Approuvé en urgence aux États-Unis en février dernier, le sérum de J & J a enregistré plusieurs revers, dont une suspension de dix jours en avril après le signalement de femmes ayant développé des cas graves de caillots sanguins, et des problèmes de production dans une usine à Baltimore.

Trop tôt pour anticiper 2022

Le groupe cherche actuellement à étendre la production à 10 sites dans le monde, a indiqué M. Wolk.

Pour la suite, « il est tout simplement trop tôt pour fournir des informations spécifiques sur les perspectives du vaccin anti-COVID-19 en 2022 compte tenu des incertitudes sur le besoin ou non d’un rappel et sur les nouveaux variants », a par ailleurs prévenu le directeur financier. « Le marché pour les vaccins contre la COVID-19 va continuer à évoluer. »

Le groupe assure que, selon ses données, son vaccin Janssen à dose unique contre la COVID-19 est efficace pendant au moins huit mois.

Au deuxième trimestre, J & J a en tout cas profité des campagnes de vaccination contre la COVID-19, qui ont permis le retour des procédures non-urgentes et la reprise des ventes d’appareils médicaux comme les prothèses. Ces dernières ont bondi de 62,7 %.

Le chiffre d’affaires total de l’entreprise, qui comprend aussi sa division pharmaceutique (+17,2 %) et sa division de produits d’hygiène et de santé de grande consommation comme les crèmes et les pansements (+13,3 %), a progressé de 27,1 % à 23,3 milliards de dollars.  
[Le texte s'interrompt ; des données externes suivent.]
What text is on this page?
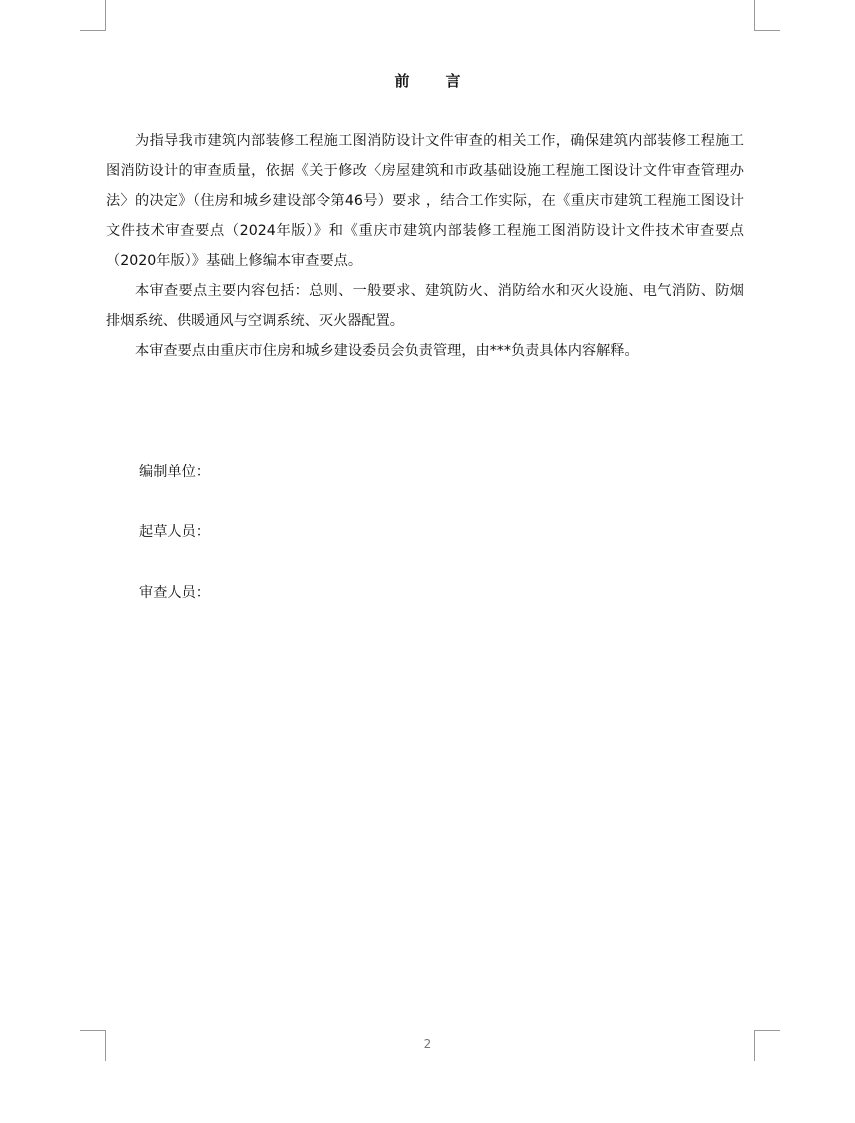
前言

为指导我市建筑内部装修工程施工图消防设计文件审查的相关工作，确保建筑内部装修工程施工图消防设计的审查质量，依据《关于修改〈房屋建筑和市政基础设施工程施工图设计文件审查管理办法〉的决定》（住房和城乡建设部令第46号）要求 ，结合工作实际，在《重庆市建筑工程施工图设计文件技术审查要点（2024年版）》和《重庆市建筑内部装修工程施工图消防设计文件技术审查要点（2020年版）》基础上修编本审查要点。

本审查要点主要内容包括：总则、一般要求、建筑防火、消防给水和灭火设施、电气消防、防烟排烟系统、供暖通风与空调系统、灭火器配置。

本审查要点由重庆市住房和城乡建设委员会负责管理，由***负责具体内容解释。

编制单位：

起草人员：

审查人员：

2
J & J s’attend désormais à un chiffre d’affaires compris entre 91,3 et 92,1 milliards de dollars en 2021 (93,8 et 94,6 milliards en incluant les ventes du vaccin anti-COVID-19), contre une fourchette comprise entre 90,6 et 91,6 milliards auparavant.

Le groupe a par ailleurs vu son bénéfice net s’envoler de 73 % à 6,28 milliards de dollars au deuxième trimestre.  

Rapporté par action et hors éléments exceptionnels, il s’affiche à 2,48 dollars, contre 2,27 attendus par les analystes.  

Pour l’ensemble de l’année, le groupe prévoit un bénéfice ajusté compris entre 9,60 et 9,70 dollars, contre 9,42 et 9,57 dollars auparavant.

Le titre reculait de 0,2 % dans les premiers échanges à Wall Street.